Regulatory shortcomings. Longford gas plant, Davis-Besse nuclear plant incidents, East Palestine Norfolk Southern Railway accident. Risky industries plainly require regulation. But regulatory frameworks are often seriously flawed by known dysfunctions (link, link, link): industry capture (nuclear power industry); inadequate resources (NRC); inadequate enforcement tools (Chemical Safety Board); revolving door from industry to regulatory staff to industry; vulnerability to “anti-regulation” ideology expressed by industry and sympathetic legislators; and many of the dysfunctions already mentioned under the categories of organizational and behavioral shortcomings. The system of delegated regulation has been appealing to both industry and government officials. This is a system where central oversight is exercised by the regulatory agency, but the technical experts of the industry itself are called upon to assess critical safety features of the process being regulated. This approach makes government budget support for the regulatory agency much less costly. This system is used by the Federal Aviation Administration in its oversight of airframe safety. However, the experience of the Boeing 737 MAX failures has shown that the system of delegated regulation is vulnerable to distortion by the manufacturing companies that it oversees (link).

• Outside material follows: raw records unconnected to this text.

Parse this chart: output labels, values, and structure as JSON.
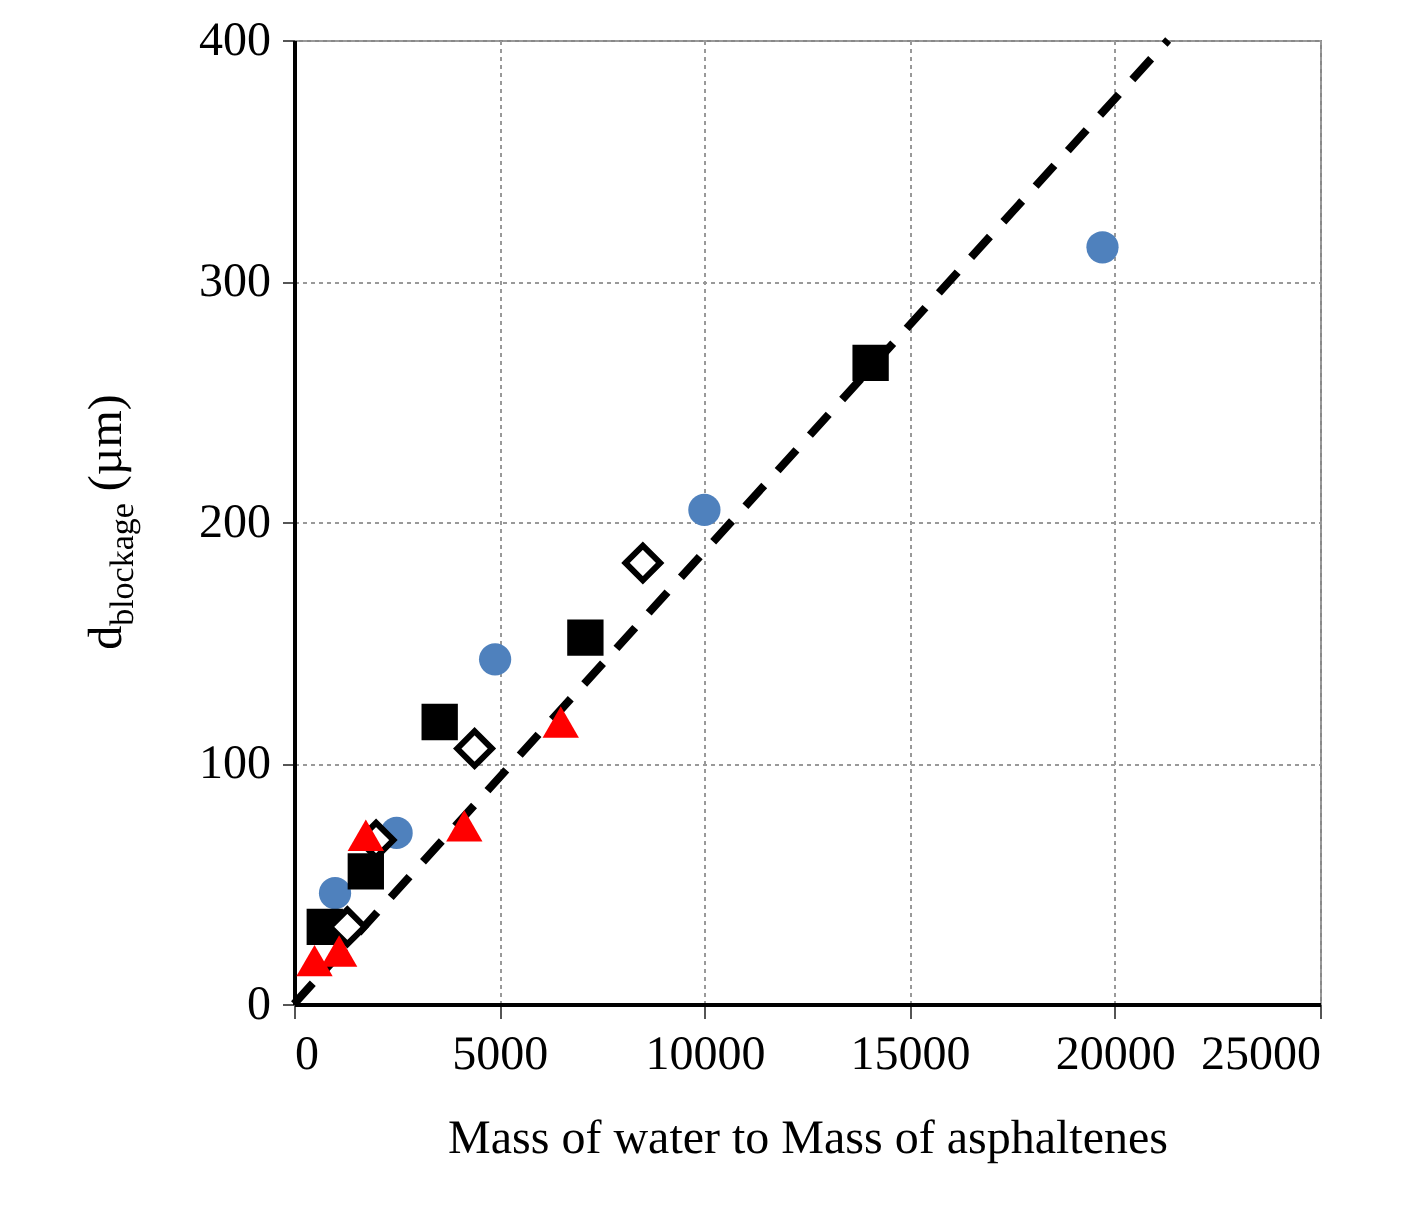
{
  "chart_data": {
    "type": "scatter",
    "xlabel": "Mass of water to Mass of asphaltenes",
    "ylabel": "d$_{blockage}$ (µm)",
    "xlim": [
      0,
      25000
    ],
    "xticks": [
      0,
      5000,
      10000,
      15000,
      20000,
      25000
    ],
    "ylim": [
      0,
      400
    ],
    "yticks": [
      0,
      100,
      200,
      300,
      400
    ],
    "grid": true,
    "series": [
      {
        "type": "line",
        "color": "#000000",
        "line_style": "dashed",
        "marker": "none",
        "x": [
          0,
          21300
        ],
        "values": [
          0,
          400
        ]
      },
      {
        "color": "#4f81bd",
        "marker": "circle",
        "x": [
          1000,
          2500,
          4900,
          10000,
          19700
        ],
        "values": [
          46,
          71,
          143,
          205,
          314
        ]
      },
      {
        "color": "#000000",
        "marker": "square",
        "x": [
          750,
          1750,
          3550,
          7100,
          14050
        ],
        "values": [
          32,
          55,
          117,
          152,
          266
        ]
      },
      {
        "color": "#000000",
        "marker": "diamond",
        "x": [
          1300,
          2000,
          4400,
          8500
        ],
        "values": [
          32,
          68,
          106,
          183
        ]
      },
      {
        "color": "#ff0000",
        "marker": "triangle",
        "x": [
          500,
          1100,
          1750,
          4150,
          6500
        ],
        "values": [
          18,
          22,
          70,
          74,
          117
        ]
      }
    ]
  }
}
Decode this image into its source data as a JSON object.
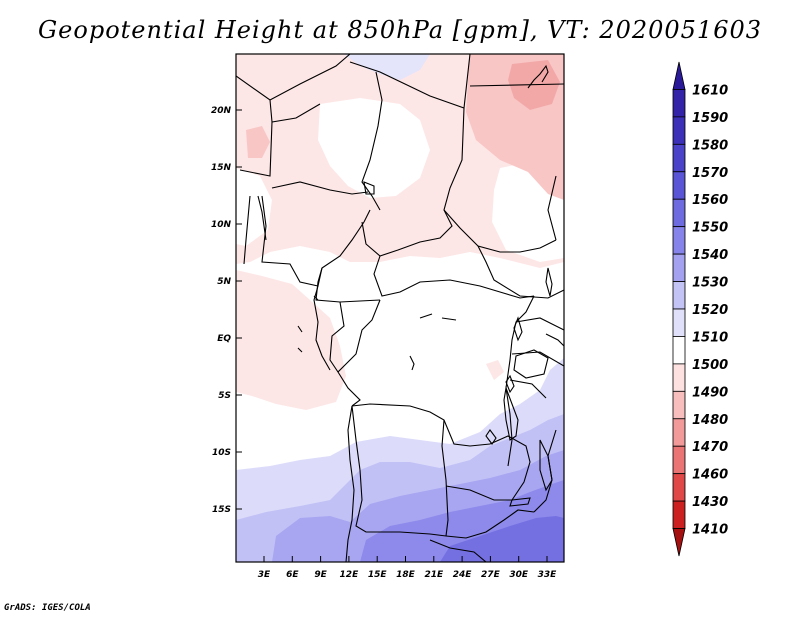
{
  "title": "Geopotential Height at 850hPa [gpm], VT: 2020051603",
  "credit": "GrADS: IGES/COLA",
  "map": {
    "type": "filled-contour map",
    "variable": "Geopotential Height at 850hPa",
    "units": "gpm",
    "valid_time": "2020051603",
    "lat_labels": [
      "20N",
      "15N",
      "10N",
      "5N",
      "EQ",
      "5S",
      "10S",
      "15S"
    ],
    "lon_labels": [
      "3E",
      "6E",
      "9E",
      "12E",
      "15E",
      "18E",
      "21E",
      "24E",
      "27E",
      "30E",
      "33E"
    ],
    "colorbar": {
      "labels": [
        "1610",
        "1590",
        "1580",
        "1570",
        "1560",
        "1550",
        "1540",
        "1530",
        "1520",
        "1510",
        "1500",
        "1490",
        "1480",
        "1470",
        "1460",
        "1430",
        "1410"
      ],
      "colors": [
        "#2a1a9a",
        "#3323a8",
        "#3d30b8",
        "#4a42c8",
        "#5a55d6",
        "#6e6ae0",
        "#8683ea",
        "#a3a1f0",
        "#c4c3f6",
        "#e0e0fb",
        "#ffffff",
        "#fde0e0",
        "#f8bebe",
        "#f29a9a",
        "#ea7474",
        "#e04848",
        "#cc2020",
        "#a51010"
      ]
    }
  }
}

Here is Andrew Hopkin’s multi-level analysis of the Longford Esso gas plant accident (link). This diagram illustrates each of the categories of failure mentioned here.

Consider this alternative universe. It is a world in which CEOs, executives, directors, and staff in risky enterprises have taken the time to read 4-6 detailed case studies of major technology accidents and have absorbed the complexity of the kinds of dysfunctions that can lead to serious disasters. Instructive case studies might include the Longford Esso gas plant explosion, the 2005 Texas City refinery explosion, the Columbia Space Shuttle disaster, the Boeing 737 MAX failure, the BP Deepwater Horizon disaster, and the Davis-Besse nuclear power plant incidents. These case studies would provide enterprise leaders and staff with a much more detailed understanding of the kinds of organizational and system failure that can be expected to occur in risky enterprises, and leaders and managers would be much better prepared to prevent failures like these in the future. It would be a safer world.